Diğer yandan, üniversitelerdeki araştırma uygulama merkezleri problemi var. Gazi Üniversitesinde -benim de öğretim üyesi olduğum- Türk Halk Bilimi Bölümünün Halk Bilimi Araştırma ve Uygulama Kürsüsü şimdi bu şartlar altında nerede kalacak? Yani edebiyat fakültesi yeni kurulacak olan üniversiteye gittiğinde bu uygulama merkezinin nerede kalacağına dair kaygılı soruların cevabını arayışımda YÖK Başkan Vekilimiz Sefa Bey, bu konu için teklif ve yasa değişikliğine gerek olmadığı, yönetmelikle YÖK'ün bu konularda, ait olan fakültelerin ait olan ana bilim dallarıyla ilgili araştırma merkezlerinin ilgili üniversiteye nakledileceği hususunda bilgiler verdi. Bu vesileyle ben arkadaşlarıma ifade etmek istiyorum ama öte yandan, Gazi Üniversitesi özelinde, arkadaşların dile getirdiği son süreçte, üniversiteler tasnif edilirken "Edebiyat fakültesi, Türk Musikisi Devlet Konservatuvarı ve İletişim Fakültesi hariç" diye bir ifade var. Bu ifadeyi arkadaşlar biraz rencide olarak algılamışlar ve "Bizim diğer, üniversiteye geçişte fiziki mekânlarımız ve imkânlarımızın mübadele ve değişimi konusunda bu yaklaşım tarzı hoşumuza gitmedi." diye dile getirdiler. Bunlar düzelebilecek, tolere edilebilecek konulardır. Bunları hem buradan ifade etmek hem de bu konuda yapılacak uygulamaları, saha esnasında öğretim üyelerini incitmeden, öğrencileri incitmeden bu süreci, süreç yönetimini hesaba katarak iyi yapmak gerekiyor. Bu konunun zamanlaması, detayı, önü arkası nedir, ne değildir; bunun üzerinde çok fazla durmak istemiyoruz ama üniversitelerin kuruluşundaki temel gayeye uygun, yeni kurulan üniversitelerin bu manada bilim ve bilim felsefesiyle gündeme gelmesini, bürokratik oligarşi ve sadece yönetim organizasyon şeması içerisinde kendilerine pozisyon alan akademisyen görünümlü bürokrat adaylarının değil, üniversitenin temel meselesi olarak üniversitelerin hakikati arayan yerlere doğru tekamül etmesi hususunda biz de kaygımızı, görüşümüzü, tavsiyemizi dile getiriyoruz.

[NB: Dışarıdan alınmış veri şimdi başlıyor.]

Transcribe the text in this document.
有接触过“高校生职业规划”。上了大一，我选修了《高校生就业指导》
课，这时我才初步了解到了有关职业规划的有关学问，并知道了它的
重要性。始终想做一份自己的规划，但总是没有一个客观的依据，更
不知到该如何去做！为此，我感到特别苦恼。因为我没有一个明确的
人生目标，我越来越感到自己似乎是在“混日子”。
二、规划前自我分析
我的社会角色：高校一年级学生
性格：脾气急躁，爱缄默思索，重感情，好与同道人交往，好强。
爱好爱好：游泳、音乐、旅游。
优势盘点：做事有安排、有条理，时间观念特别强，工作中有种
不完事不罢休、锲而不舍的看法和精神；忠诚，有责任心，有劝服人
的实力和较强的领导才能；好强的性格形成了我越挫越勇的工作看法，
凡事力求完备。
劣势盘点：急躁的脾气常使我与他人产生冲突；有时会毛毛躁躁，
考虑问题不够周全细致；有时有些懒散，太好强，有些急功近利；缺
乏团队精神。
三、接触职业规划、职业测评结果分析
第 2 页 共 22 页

Diğer bir husus, bizim üniversitelerle ilgili konuşacağımızı ifade ettiğimizde öğrencilerimizden gelen taleplerin başında, temel hususlardan bir tanesi, "Bizim ikinci öğretimde okuyan öğrenciler bu harç paralarını ödemekte zorlanıyorlar, buna bir kolaylık getirebilir mi?" veya "Öğrenci harçları ve geçmişe dönük borçlarıyla ilgili yapılan aflara benzer uygulamalar öğrenci lehine tekrar gündeme getirilebilir mi?" Ki bunu zaten genel anlamda tüm hükûmetler geçmişte hep öğrenci lehine yapmıştır, bundan sonrası için de olası kaynaklar yeniden gündeme getirilecektir ve tartışılacaktır diye düşünüyorum. Bu aidiyetimizi kimliklere ve üniversitelere veya insanın kendisini tanımlarken hissettiği aidiyetlere, büyük aidiyet olan Türk milletine, Türk kültürüne, memlekete, yerli olan, millî olan ve bu topraklara ait olanlara daha çok aidiyet duygusunun hepsinin üstünde kuşatıcı, toparlayıcı üst kimlik olduğunu ve olması gerektiğini ifade ediyorum. Yapılacak iş ve eylemlerin memleketimize huzur, barış ve kardeşlik getirmesini temenni ediyorum.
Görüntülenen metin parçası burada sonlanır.